DUIs are already considered to be a very serious crime in Georgia, even though the offense is only a misdemeanor in most cases. However, judges hold a very dim view of DUI, especially if it occurs when the person is already on court supervision to the probation office. As Judge Robert Mitchum in Gwinnett County frequently tells people, probation means that the person is being sentenced to jail time to be served outside the walls of the jail instead of inside the walls of the jail. This means that judges think that if a person is on probation that person has already been given a break and because they have allowed the person to serve that time outside, the expectation is even higher that they must obey the laws to retain that privilege, and when someone on probation breaks the law, many judges believe that the person has lost the privilege to serve outside for at least a period of time. Committing or getting convicted of a DUI offense while on probation is regarded very seriously.
If a person is on probation for an offense, and while on probation they are arrested for DUI, they are taken back in front of the judge. If the judge finds by preponderance of evidence that the person has committed the new offense of DUI, then that judge can take away the individual’s probation status and put the person in jail. However, that same person may go to trial in a different court at a later date on the DUI question and be found not guilty.
Unfortunately, the Georgia Supreme Court has said that being found not guilty on a new charge such as DUI does not necessarily mean that the individual did not do it, it is just that the standard of proof for conviction is proof beyond the reasonable doubt. However, that standard proof for probation violation is only the preponderance of evidence standards, so it is a lower standard of proof.
One of the ways that being on probation can impact a new arrest for any charge is that if the arresting officer in the new case can show that they were aware that the individual was on probation from a prior case, then that shows that the officer knew that the individual had diminished expectations of privacy under the Fourth Amendment.
For example, someone is on probation for DUI and gets pulled over, stopped, and searched, and the officer finds marijuana.
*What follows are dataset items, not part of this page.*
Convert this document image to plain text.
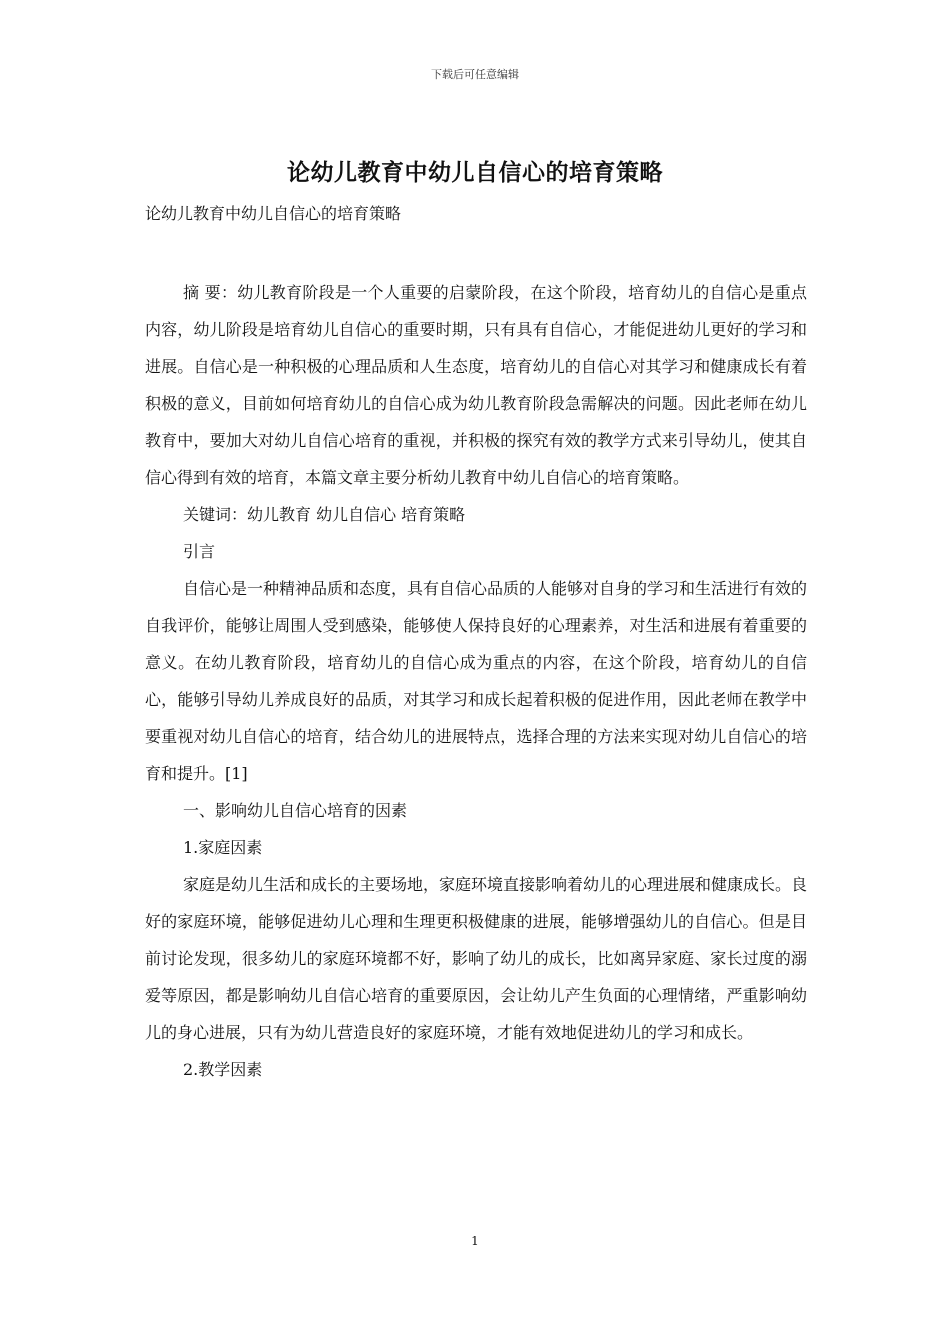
下载后可任意编辑
论幼儿教育中幼儿自信心的培育策略
论幼儿教育中幼儿自信心的培育策略

摘 要：幼儿教育阶段是一个人重要的启蒙阶段，在这个阶段，培育幼儿的自信心是重点内容，幼儿阶段是培育幼儿自信心的重要时期，只有具有自信心，才能促进幼儿更好的学习和进展。自信心是一种积极的心理品质和人生态度，培育幼儿的自信心对其学习和健康成长有着积极的意义，目前如何培育幼儿的自信心成为幼儿教育阶段急需解决的问题。因此老师在幼儿教育中，要加大对幼儿自信心培育的重视，并积极的探究有效的教学方式来引导幼儿，使其自信心得到有效的培育，本篇文章主要分析幼儿教育中幼儿自信心的培育策略。

关键词：幼儿教育 幼儿自信心 培育策略

引言

自信心是一种精神品质和态度，具有自信心品质的人能够对自身的学习和生活进行有效的自我评价，能够让周围人受到感染，能够使人保持良好的心理素养，对生活和进展有着重要的意义。在幼儿教育阶段，培育幼儿的自信心成为重点的内容，在这个阶段，培育幼儿的自信心，能够引导幼儿养成良好的品质，对其学习和成长起着积极的促进作用，因此老师在教学中要重视对幼儿自信心的培育，结合幼儿的进展特点，选择合理的方法来实现对幼儿自信心的培育和提升。[1]

一、影响幼儿自信心培育的因素

1.家庭因素

家庭是幼儿生活和成长的主要场地，家庭环境直接影响着幼儿的心理进展和健康成长。良好的家庭环境，能够促进幼儿心理和生理更积极健康的进展，能够增强幼儿的自信心。但是目前讨论发现，很多幼儿的家庭环境都不好，影响了幼儿的成长，比如离异家庭、家长过度的溺爱等原因，都是影响幼儿自信心培育的重要原因，会让幼儿产生负面的心理情绪，严重影响幼儿的身心进展，只有为幼儿营造良好的家庭环境，才能有效地促进幼儿的学习和成长。

2.教学因素

1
In a marijuana case the defense always tries to challenge the search in order to make the police and the prosecutors prove that the search was lawful. To do this, an attorney can show that the person was on probation and the diminished expectation of privacy that the officer was acting under the color of law knowing that the person was on probation and therefore the officer could search without a warrant or consent.
Unfortunately, a person who was arrested for any new offense, such as DUI, while they are on probation for some prior offense will get more jail time from the original sentencing judge than they would have for just the new offense or just the old offense.